The city became the official owner of Gilroy Gardens Friday

Residents got their new 536-acre park Friday for exactly $13,247,484.76.

Council members rallied together late January to unanimously approve the city’s purchase of Gilroy Gardens, and the close of escrow and final hand shake came Friday afternoon.

“Congratulations! The deed was recorded (Friday) afternoon, and the City is now the proud owner of an additional 536 acres or so of lovely property!” wrote City Attorney Andy Faber in an e-mail to city councilmembers, city officials and consultants.

There are still some post-closing real estate matters to deal with, Faber wrote, in addition to the $140,525 in expenses the city spent on due diligence inspections, bond counseling, boundary surveys and property valuations that had been going on since August 2007. For the most part, though, it’s done.

What’s not done, though, is a pending lawsuit by a former gardens employee, David Lee.

Lee filed a labor practices lawsuit in Los Angeles County Superior Court Jan. 11 against the park, according to court documents. The case is in the process of moving to the Santa Clara County Superior Court in San Jose, according to Eric Kingsley, a partner at the Los Angeles-based law firm, Kingsley & Kingsley, that is representing Lee.

Lee claims, among other things, that the park failed to provide him with adequate meal breaks and failed to reimburse expenses he made related to the job. Lee could not be reached for comment.

A representative for Cedar Fair, which owns Gilroy Gardens and 16 other amusement parks – four of which are in southern California – said the company will treat the lawsuit seriously, but declined to comment further.

“We really don’t comment on ongoing litigation,” said Director of Sales Jim Stellmack. “We always take any lawsuit or any litigation seriously.”

Councilman Perry Woodward, a lawyer who has handled class action lawsuits in his past, said he did not think the city would be affected by Lee’s lawsuit because Lee has issues with the business, not the land that the city owns.

Lawsuit aside, the city’s deal with the park allows the former to charge the latter’s nonprofit board of directors 10 percent of its positive earnings. The city owns the 536-acre horticultural park and all of its rides and buildings and will lease the whole package back to the board.

Over the past six years, the park has earned about $258,000 annually after subtracting its operating expenses from its operating revenue and then adding other revenue such as interest on investments, according to Assistant City Administrator Anna Jatczak. This translates into an annual lease payment of about $25,800.

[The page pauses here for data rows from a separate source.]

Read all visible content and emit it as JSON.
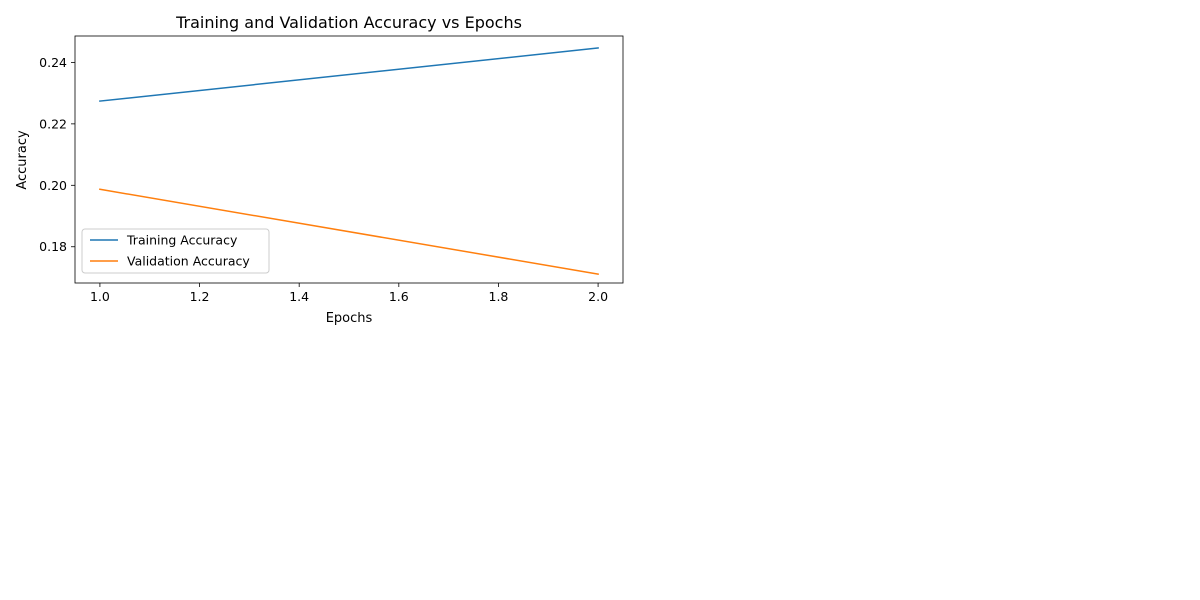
{
  "chart_data": {
    "type": "line",
    "title": "Training and Validation Accuracy vs Epochs",
    "xlabel": "Epochs",
    "ylabel": "Accuracy",
    "x": [
      1.0,
      2.0
    ],
    "xlim": [
      0.95,
      2.05
    ],
    "ylim": [
      0.1682,
      0.2486
    ],
    "xticks": [
      1.0,
      1.2,
      1.4,
      1.6,
      1.8,
      2.0
    ],
    "xtick_labels": [
      "1.0",
      "1.2",
      "1.4",
      "1.6",
      "1.8",
      "2.0"
    ],
    "yticks": [
      0.18,
      0.2,
      0.22,
      0.24
    ],
    "ytick_labels": [
      "0.18",
      "0.20",
      "0.22",
      "0.24"
    ],
    "series": [
      {
        "name": "Training Accuracy",
        "values": [
          0.2274,
          0.2447
        ],
        "color": "#1f77b4"
      },
      {
        "name": "Validation Accuracy",
        "values": [
          0.1987,
          0.1711
        ],
        "color": "#ff7f0e"
      }
    ],
    "legend": "lower-left",
    "grid": false
  }
}
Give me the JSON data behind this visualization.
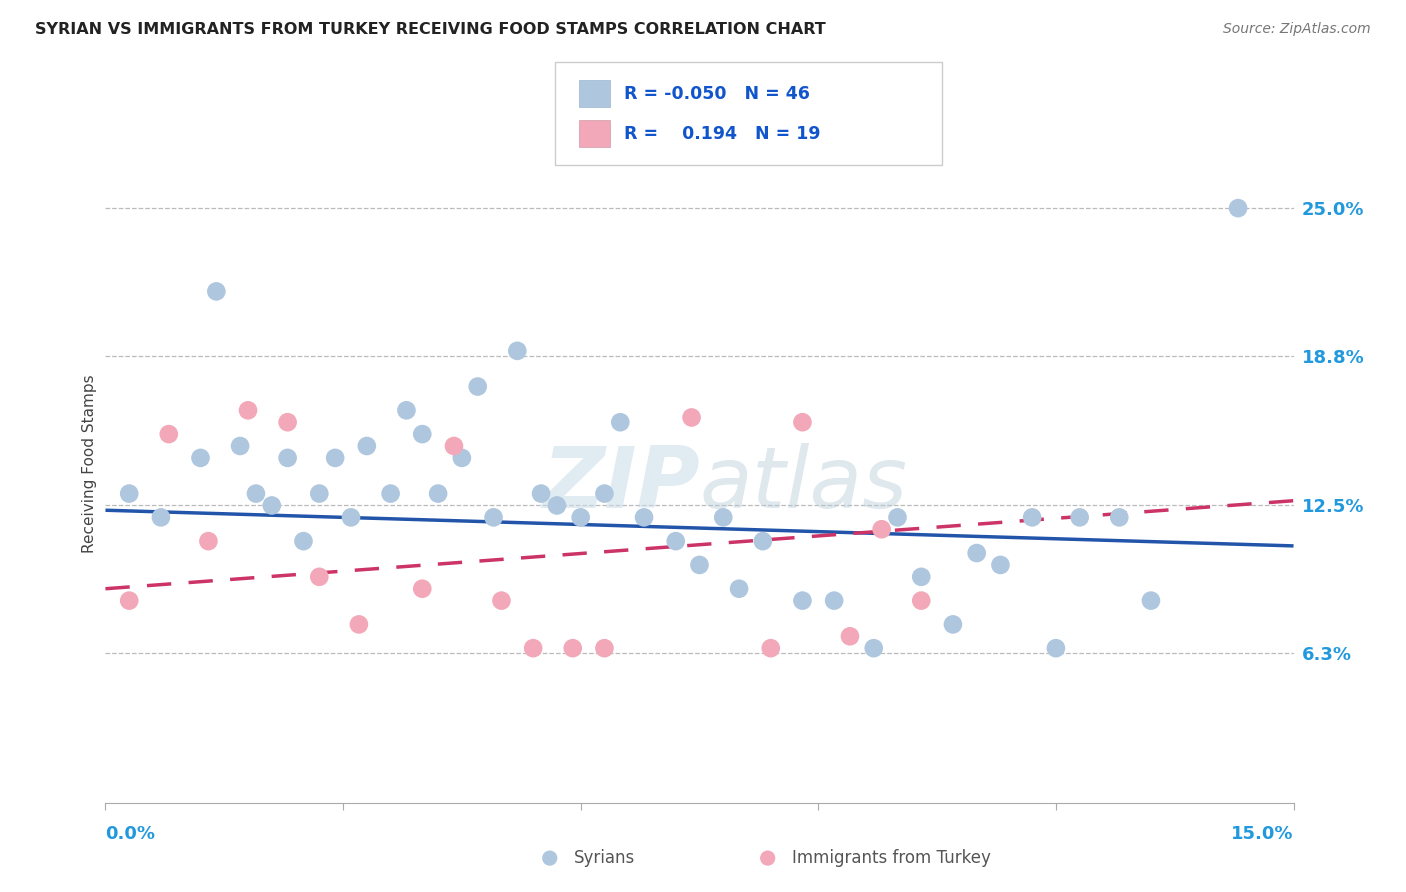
{
  "title": "SYRIAN VS IMMIGRANTS FROM TURKEY RECEIVING FOOD STAMPS CORRELATION CHART",
  "source": "Source: ZipAtlas.com",
  "ylabel": "Receiving Food Stamps",
  "ytick_labels": [
    "25.0%",
    "18.8%",
    "12.5%",
    "6.3%"
  ],
  "ytick_values": [
    0.25,
    0.188,
    0.125,
    0.063
  ],
  "xmin": 0.0,
  "xmax": 0.15,
  "ymin": 0.0,
  "ymax": 0.285,
  "watermark_zip": "ZIP",
  "watermark_atlas": "atlas",
  "legend_blue_r": "-0.050",
  "legend_blue_n": "46",
  "legend_pink_r": "0.194",
  "legend_pink_n": "19",
  "blue_scatter_color": "#aec6de",
  "pink_scatter_color": "#f2a8b8",
  "line_blue_color": "#2255aa",
  "line_pink_color": "#cc3366",
  "blue_line_y0": 0.123,
  "blue_line_y1": 0.108,
  "pink_line_y0": 0.09,
  "pink_line_y1": 0.127,
  "syrians_x": [
    0.003,
    0.007,
    0.012,
    0.014,
    0.017,
    0.019,
    0.021,
    0.023,
    0.025,
    0.027,
    0.029,
    0.031,
    0.033,
    0.036,
    0.038,
    0.04,
    0.042,
    0.045,
    0.047,
    0.049,
    0.052,
    0.055,
    0.057,
    0.06,
    0.063,
    0.065,
    0.068,
    0.072,
    0.075,
    0.078,
    0.08,
    0.083,
    0.088,
    0.092,
    0.097,
    0.1,
    0.103,
    0.107,
    0.11,
    0.113,
    0.117,
    0.12,
    0.123,
    0.128,
    0.132,
    0.143
  ],
  "syrians_y": [
    0.13,
    0.12,
    0.145,
    0.215,
    0.15,
    0.13,
    0.125,
    0.145,
    0.11,
    0.13,
    0.145,
    0.12,
    0.15,
    0.13,
    0.165,
    0.155,
    0.13,
    0.145,
    0.175,
    0.12,
    0.19,
    0.13,
    0.125,
    0.12,
    0.13,
    0.16,
    0.12,
    0.11,
    0.1,
    0.12,
    0.09,
    0.11,
    0.085,
    0.085,
    0.065,
    0.12,
    0.095,
    0.075,
    0.105,
    0.1,
    0.12,
    0.065,
    0.12,
    0.12,
    0.085,
    0.25
  ],
  "turkey_x": [
    0.003,
    0.008,
    0.013,
    0.018,
    0.023,
    0.027,
    0.032,
    0.04,
    0.044,
    0.05,
    0.054,
    0.059,
    0.063,
    0.074,
    0.084,
    0.088,
    0.094,
    0.098,
    0.103
  ],
  "turkey_y": [
    0.085,
    0.155,
    0.11,
    0.165,
    0.16,
    0.095,
    0.075,
    0.09,
    0.15,
    0.085,
    0.065,
    0.065,
    0.065,
    0.162,
    0.065,
    0.16,
    0.07,
    0.115,
    0.085
  ]
}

This is a far cry from the $1.3 million the park had to pay bondholders each year. The gardens earned enough to cover its annual debt payments to bondholders only once in 2005 when it ended up with nearly $1.9 million. This left plenty of funds for the board to cover its $800,000 payment in November and its $500,00 payment in May. The rest of the years the park has had to rely on reserves to cover its two annual payments.

Now that does not matter, though, and when it comes to dissolving the park, the council will have the power to do so whenever it wants – and for whatever reason – with a simple majority. If the park fails on its own, though, it would naturally fall into city hands without a council vote. Either way, the city would need to find another tenant or use for the land, and council members have said they have not yet fleshed out these hypothetical situations.

The city’s 20-year loan for about $14 million represents how much all of the park’s outstanding bonds would have been worth in November 2010, when they were up for sale, plus ongoing consulting and legal fees.

In his e-mail, Faber specifically thanked Jatczak “for being the lead negotiator and spark plug, and (former City Administrator Jay Baksa) for putting the wheels in motion.” He also thanked Facilities and Parks Development Manager Bill Headley for help in the environmental area, Finance Co-directors Christina Turner and Cindy Murphy, the bond counselors, his own law office, Berliner Cohen, the council, and, of course, Gilroy Gardens.